There is a project called Twemproxy which acts as a proxy between applications and Redis and makes automatic batches thus reducing load on Redis, so in general pipelining is known not only to increase throughput but to reduce CPU usage of Redis. As Redis is single threaded its capacity is quite limited actually.
I tried to find a simple way to improve batching of Rueidis somehow. The simplest solution I found at this point is this one: main...FZambia:rueidis:GetWriterEachConn
I.e. introducing an option to provide custom bufio.Writer. I used it like this:
The code of delayed writer inspired by Caddy's code. It basically delays writes into connection.

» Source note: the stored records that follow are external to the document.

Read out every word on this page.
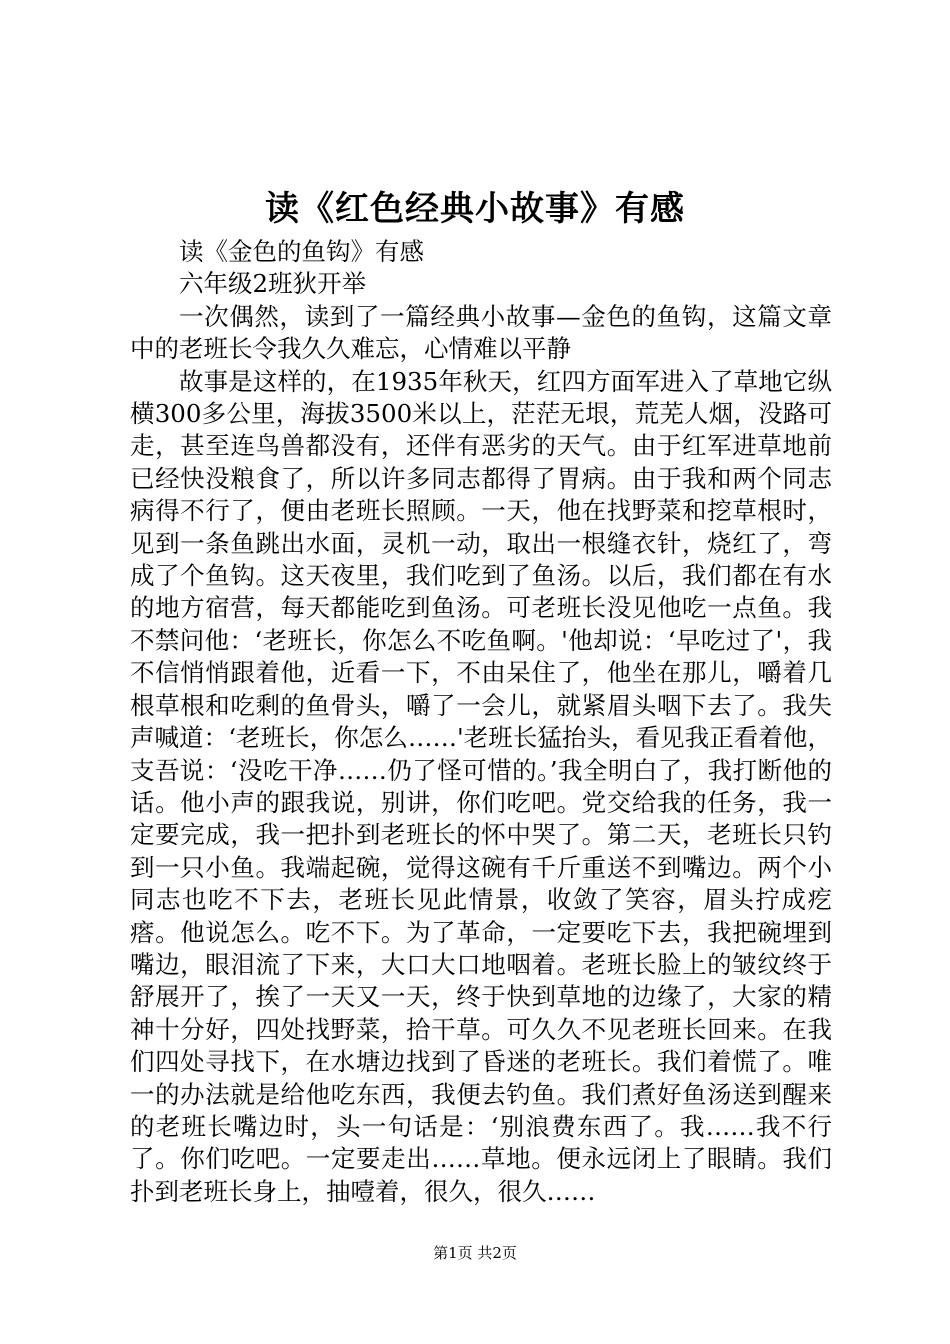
读《红色经典小故事》有感

读《金色的鱼钩》有感

六年级2班狄开举

一次偶然，读到了一篇经典小故事—金色的鱼钩，这篇文章中的老班长令我久久难忘，心情难以平静

故事是这样的，在1935年秋天，红四方面军进入了草地它纵横300多公里，海拔3500米以上，茫茫无垠，荒芜人烟，没路可走，甚至连鸟兽都没有，还伴有恶劣的天气。由于红军进草地前已经快没粮食了，所以许多同志都得了胃病。由于我和两个同志病得不行了，便由老班长照顾。一天，他在找野菜和挖草根时，见到一条鱼跳出水面，灵机一动，取出一根缝衣针，烧红了，弯成了个鱼钩。这天夜里，我们吃到了鱼汤。以后，我们都在有水的地方宿营，每天都能吃到鱼汤。可老班长没见他吃一点鱼。我不禁问他：‘老班长，你怎么不吃鱼啊。'他却说：‘早吃过了'，我不信悄悄跟着他，近看一下，不由呆住了，他坐在那儿，嚼着几根草根和吃剩的鱼骨头，嚼了一会儿，就紧眉头咽下去了。我失声喊道：‘老班长，你怎么……'老班长猛抬头，看见我正看着他，支吾说：‘没吃干净……仍了怪可惜的。’我全明白了，我打断他的话。他小声的跟我说，别讲，你们吃吧。党交给我的任务，我一定要完成，我一把扑到老班长的怀中哭了。第二天，老班长只钓到一只小鱼。我端起碗，觉得这碗有千斤重送不到嘴边。两个小同志也吃不下去，老班长见此情景，收敛了笑容，眉头拧成疙瘩。他说怎么。吃不下。为了革命，一定要吃下去，我把碗埋到嘴边，眼泪流了下来，大口大口地咽着。老班长脸上的皱纹终于舒展开了，挨了一天又一天，终于快到草地的边缘了，大家的精神十分好，四处找野菜，拾干草。可久久不见老班长回来。在我们四处寻找下，在水塘边找到了昏迷的老班长。我们着慌了。唯一的办法就是给他吃东西，我便去钓鱼。我们煮好鱼汤送到醒来的老班长嘴边时，头一句话是：‘别浪费东西了。我……我不行了。你们吃吧。一定要走出……草地。便永远闭上了眼睛。我们扑到老班长身上，抽噎着，很久，很久……

第1页 共2页
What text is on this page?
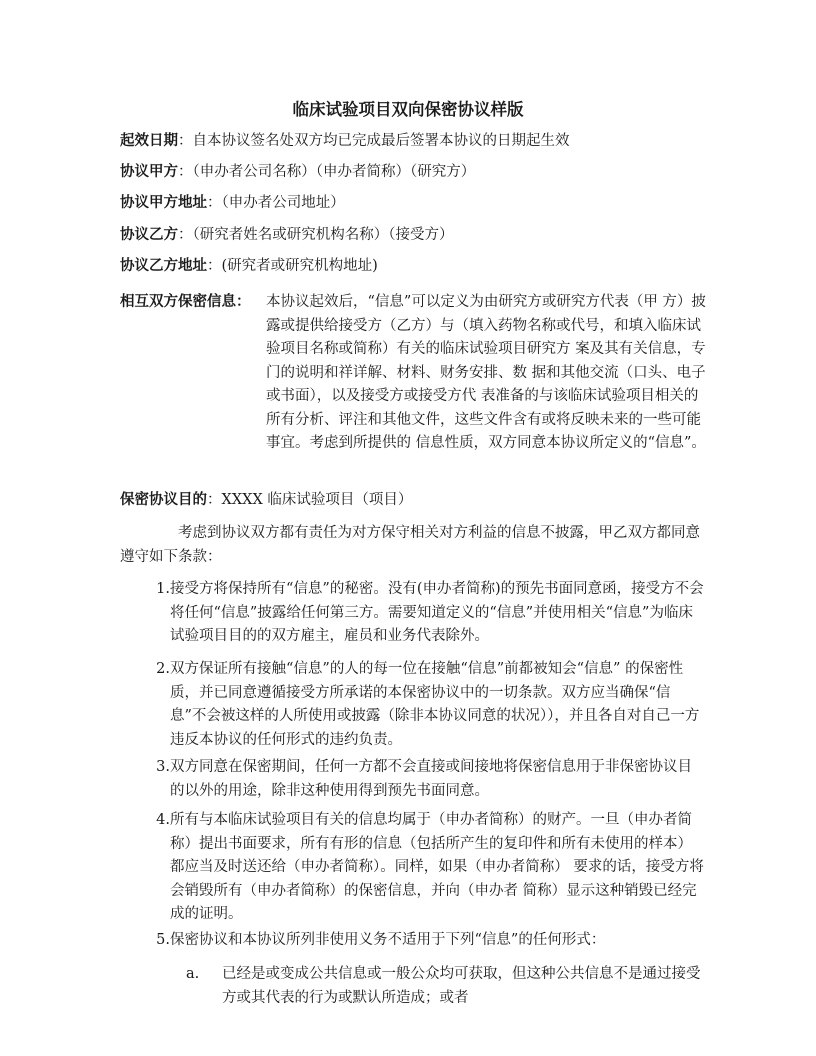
临床试验项目双向保密协议样版
起效日期：自本协议签名处双方均已完成最后签署本协议的日期起生效
协议甲方：（申办者公司名称）（申办者简称）（研究方）
协议甲方地址：（申办者公司地址）
协议乙方：（研究者姓名或研究机构名称）（接受方）
协议乙方地址：(研究者或研究机构地址)
相互双方保密信息：	本协议起效后，“信息”可以定义为由研究方或研究方代表（甲 方）披露或提供给接受方（乙方）与（填入药物名称或代号，和填入临床试验项目名称或简称）有关的临床试验项目研究方 案及其有关信息，专门的说明和祥详解、材料、财务安排、数 据和其他交流（口头、电子或书面），以及接受方或接受方代 表准备的与该临床试验项目相关的所有分析、评注和其他文件，这些文件含有或将反映未来的一些可能事宜。考虑到所提供的 信息性质，双方同意本协议所定义的“信息”。
保密协议目的：XXXX 临床试验项目（项目）
考虑到协议双方都有责任为对方保守相关对方利益的信息不披露，甲乙双方都同意遵守如下条款：
1. 接受方将保持所有“信息”的秘密。没有(申办者简称)的预先书面同意函，接受方不会将任何“信息”披露给任何第三方。需要知道定义的“信息”并使用相关“信息”为临床试验项目目的的双方雇主，雇员和业务代表除外。
2. 双方保证所有接触“信息”的人的每一位在接触“信息”前都被知会“信息” 的保密性质，并已同意遵循接受方所承诺的本保密协议中的一切条款。双方应当确保“信息”不会被这样的人所使用或披露（除非本协议同意的状况）），并且各自对自己一方违反本协议的任何形式的违约负责。
3. 双方同意在保密期间，任何一方都不会直接或间接地将保密信息用于非保密协议目的以外的用途，除非这种使用得到预先书面同意。
4. 所有与本临床试验项目有关的信息均属于（申办者简称）的财产。一旦（申办者简称）提出书面要求，所有有形的信息（包括所产生的复印件和所有未使用的样本）都应当及时送还给（申办者简称）。同样，如果（申办者简称） 要求的话，接受方将会销毁所有（申办者简称）的保密信息，并向（申办者 简称）显示这种销毁已经完成的证明。
5. 保密协议和本协议所列非使用义务不适用于下列“信息”的任何形式：
a.	已经是或变成公共信息或一般公众均可获取，但这种公共信息不是通过接受方或其代表的行为或默认所造成；或者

We sacrifice latency for less syscalls.
input_3.mp4
From these results we can see that by better batching we can reduce both application and Redis CPU usage, as we make less read/write syscalls. For Rueidis CPU of benchmark process reduced from 118 to 51 %, for Redis process from 45 to 6 %. Extra millisecond latency seems tolerable for such a huge resource reduction.
Unfortunately, it may be that I missed sth – so would be interesting to listen to your opinion, whether you see potential issues with this approach. Actually under different level of parallelism results may be different – since batch sizes change. All libraries in the test may perform better or worse.
I think resource reduction like this is great to have. In Centrifugo case users tend to add more Centrifugo nodes that work with single Redis instance - so possibility to keep Redis CPU as low as possible seems nice. Probably you may suggest a better approach to achieve this.